Integrato il delitto di rapina, anche se il fine era quello di impedirle di rispondere ai clienti che le offrivano soldi in cambio di sesso
uomo che prende il telefono alla donna per gelosia

di Marina Crisafi - Prendere il telefono della compagna è comunque reato, anche se è per un fine "nobile". Così ha stabilito oggi la Cassazione (sentenza n. 6265/2017 qui sotto allegata), confermando la condanna per il delitto di rapina nei confronti di un uomo che si era impossessato del telefono della partner per impedirle di rispondere ai clienti che le offrivano denaro per prostituirsi.

A nulla valgono le doglianze dell'uomo che sottolineava come tra i due vi fosse un rapporto sentimentale e che la causa della lite era da rinvenirsi in una giusta gelosia, invocando l'attenuante di cui all'art. 62 c.p. per aver agito "per motivi di particolare valore morale o sociale e in stato determinato dalla provocazione di un fatto ingiusto e dal comportamento altrui, considerato l'intento nobile di non far prostituire la donna".

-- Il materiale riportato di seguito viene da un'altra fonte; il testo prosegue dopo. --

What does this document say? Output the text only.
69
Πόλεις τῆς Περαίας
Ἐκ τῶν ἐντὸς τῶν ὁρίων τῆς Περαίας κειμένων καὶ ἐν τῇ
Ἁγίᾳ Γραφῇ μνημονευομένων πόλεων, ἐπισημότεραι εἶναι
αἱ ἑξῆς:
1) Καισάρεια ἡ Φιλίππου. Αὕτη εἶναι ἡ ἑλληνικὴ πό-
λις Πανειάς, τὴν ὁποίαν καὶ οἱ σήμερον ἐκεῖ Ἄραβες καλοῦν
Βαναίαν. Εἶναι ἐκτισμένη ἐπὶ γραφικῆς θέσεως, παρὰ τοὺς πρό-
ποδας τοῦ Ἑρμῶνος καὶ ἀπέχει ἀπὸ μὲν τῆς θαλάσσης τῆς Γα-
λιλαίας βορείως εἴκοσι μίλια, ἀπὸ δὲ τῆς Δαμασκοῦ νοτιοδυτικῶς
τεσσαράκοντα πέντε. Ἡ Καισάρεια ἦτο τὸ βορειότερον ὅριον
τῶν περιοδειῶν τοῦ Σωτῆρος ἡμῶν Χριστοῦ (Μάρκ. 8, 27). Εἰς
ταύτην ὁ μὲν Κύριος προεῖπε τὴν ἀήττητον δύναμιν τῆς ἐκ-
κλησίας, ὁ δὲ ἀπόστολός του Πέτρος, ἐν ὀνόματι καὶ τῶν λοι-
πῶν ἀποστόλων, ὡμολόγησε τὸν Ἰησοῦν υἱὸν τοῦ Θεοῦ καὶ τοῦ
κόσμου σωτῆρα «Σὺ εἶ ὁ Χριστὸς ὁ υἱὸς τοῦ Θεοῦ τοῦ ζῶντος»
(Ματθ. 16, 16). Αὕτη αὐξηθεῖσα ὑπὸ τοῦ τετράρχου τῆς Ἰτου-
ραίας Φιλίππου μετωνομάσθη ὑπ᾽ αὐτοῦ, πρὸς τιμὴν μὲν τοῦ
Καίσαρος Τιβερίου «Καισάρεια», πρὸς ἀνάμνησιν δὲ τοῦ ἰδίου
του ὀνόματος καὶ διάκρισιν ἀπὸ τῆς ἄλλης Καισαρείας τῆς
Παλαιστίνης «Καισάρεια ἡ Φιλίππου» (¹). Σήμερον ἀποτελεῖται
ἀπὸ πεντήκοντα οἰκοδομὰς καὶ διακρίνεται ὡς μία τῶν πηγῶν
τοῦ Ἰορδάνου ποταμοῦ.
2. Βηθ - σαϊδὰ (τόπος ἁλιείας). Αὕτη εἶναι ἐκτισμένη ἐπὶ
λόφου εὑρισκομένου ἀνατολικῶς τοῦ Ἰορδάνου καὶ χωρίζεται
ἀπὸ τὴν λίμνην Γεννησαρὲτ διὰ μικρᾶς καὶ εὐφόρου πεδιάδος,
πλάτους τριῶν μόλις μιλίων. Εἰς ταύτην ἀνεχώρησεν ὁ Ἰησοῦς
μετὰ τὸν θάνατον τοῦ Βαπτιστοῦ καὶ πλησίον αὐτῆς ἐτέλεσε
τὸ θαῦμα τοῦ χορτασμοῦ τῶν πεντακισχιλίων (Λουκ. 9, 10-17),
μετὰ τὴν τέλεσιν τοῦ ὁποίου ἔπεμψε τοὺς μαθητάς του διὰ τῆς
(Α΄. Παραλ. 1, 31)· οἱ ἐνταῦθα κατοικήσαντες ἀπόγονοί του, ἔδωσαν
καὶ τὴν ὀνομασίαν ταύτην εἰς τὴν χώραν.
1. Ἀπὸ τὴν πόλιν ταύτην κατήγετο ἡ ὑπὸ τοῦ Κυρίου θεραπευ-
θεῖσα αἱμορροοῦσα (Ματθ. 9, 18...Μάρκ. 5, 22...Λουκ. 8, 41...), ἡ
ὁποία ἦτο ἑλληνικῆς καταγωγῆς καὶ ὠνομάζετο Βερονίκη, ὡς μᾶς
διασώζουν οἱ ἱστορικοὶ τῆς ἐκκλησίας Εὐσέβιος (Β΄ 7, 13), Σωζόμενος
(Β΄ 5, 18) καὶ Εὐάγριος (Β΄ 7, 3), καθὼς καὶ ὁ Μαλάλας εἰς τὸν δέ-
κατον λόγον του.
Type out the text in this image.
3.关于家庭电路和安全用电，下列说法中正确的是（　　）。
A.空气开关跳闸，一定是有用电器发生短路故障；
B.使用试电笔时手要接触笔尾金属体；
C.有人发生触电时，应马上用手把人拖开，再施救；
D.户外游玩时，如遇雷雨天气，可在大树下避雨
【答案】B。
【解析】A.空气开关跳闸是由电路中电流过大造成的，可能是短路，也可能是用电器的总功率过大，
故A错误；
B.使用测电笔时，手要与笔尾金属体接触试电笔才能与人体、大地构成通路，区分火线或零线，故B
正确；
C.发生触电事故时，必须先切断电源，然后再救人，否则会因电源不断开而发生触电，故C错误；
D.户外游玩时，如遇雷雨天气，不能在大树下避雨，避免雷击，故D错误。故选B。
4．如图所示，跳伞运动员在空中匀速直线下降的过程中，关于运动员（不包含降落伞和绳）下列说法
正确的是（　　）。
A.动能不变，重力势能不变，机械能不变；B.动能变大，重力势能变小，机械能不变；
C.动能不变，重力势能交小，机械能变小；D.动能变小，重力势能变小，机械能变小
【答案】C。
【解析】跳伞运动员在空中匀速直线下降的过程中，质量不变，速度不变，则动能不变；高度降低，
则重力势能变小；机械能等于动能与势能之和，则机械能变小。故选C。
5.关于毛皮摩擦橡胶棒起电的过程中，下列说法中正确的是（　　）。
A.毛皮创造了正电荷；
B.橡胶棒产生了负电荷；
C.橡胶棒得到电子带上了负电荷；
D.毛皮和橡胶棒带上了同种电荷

Per gli Ermellini, invece, la decisione di merito è legittima ed esauriente quanto alla sussistenza del reato di rapina "il cui profitto può concretarsi in ogni utilità, anche solo morale, nonché in qualsiasi soddisfazione o godimento che l'agente si riprometta di ritrarre, anche non immediatamente, dalla propria azione, purché questa sia attuata impossessandosi con violenza o minaccia della cosa mobile altrui, sottraendola a chi la detiene".

Quanto alla mancata concessione della circostanza attenuante per aver agito per motivi di particolare valore morale o sociale, non basta, scrivono dal Palazzaccio, per la loro sussistenza "la convinzione dell'agente di perseguire un fine moralmente apprezzabile, ma è necessaria l'obiettiva rispondenza del motivo a valori effettivamente apprezzabili dal punto di vista etico, che siano riconosciuti come preminenti dalla coscienza della collettività e che nulla abbiano in comune, con il movente egoistico dell'autore del reato".

Su un punto, invece, l'imputato ha ragione la censura sul fatto che "un mestolo da cucina" potesse ritenersi arma impropria. Da qui, l'annullamento con rinvio per la rideterminazione della pena in ordine alla suddetta aggravante, oltre che per l'ingiuria, non più prevista dalla legge come reato. Per il resto il ricorso è inammissibile.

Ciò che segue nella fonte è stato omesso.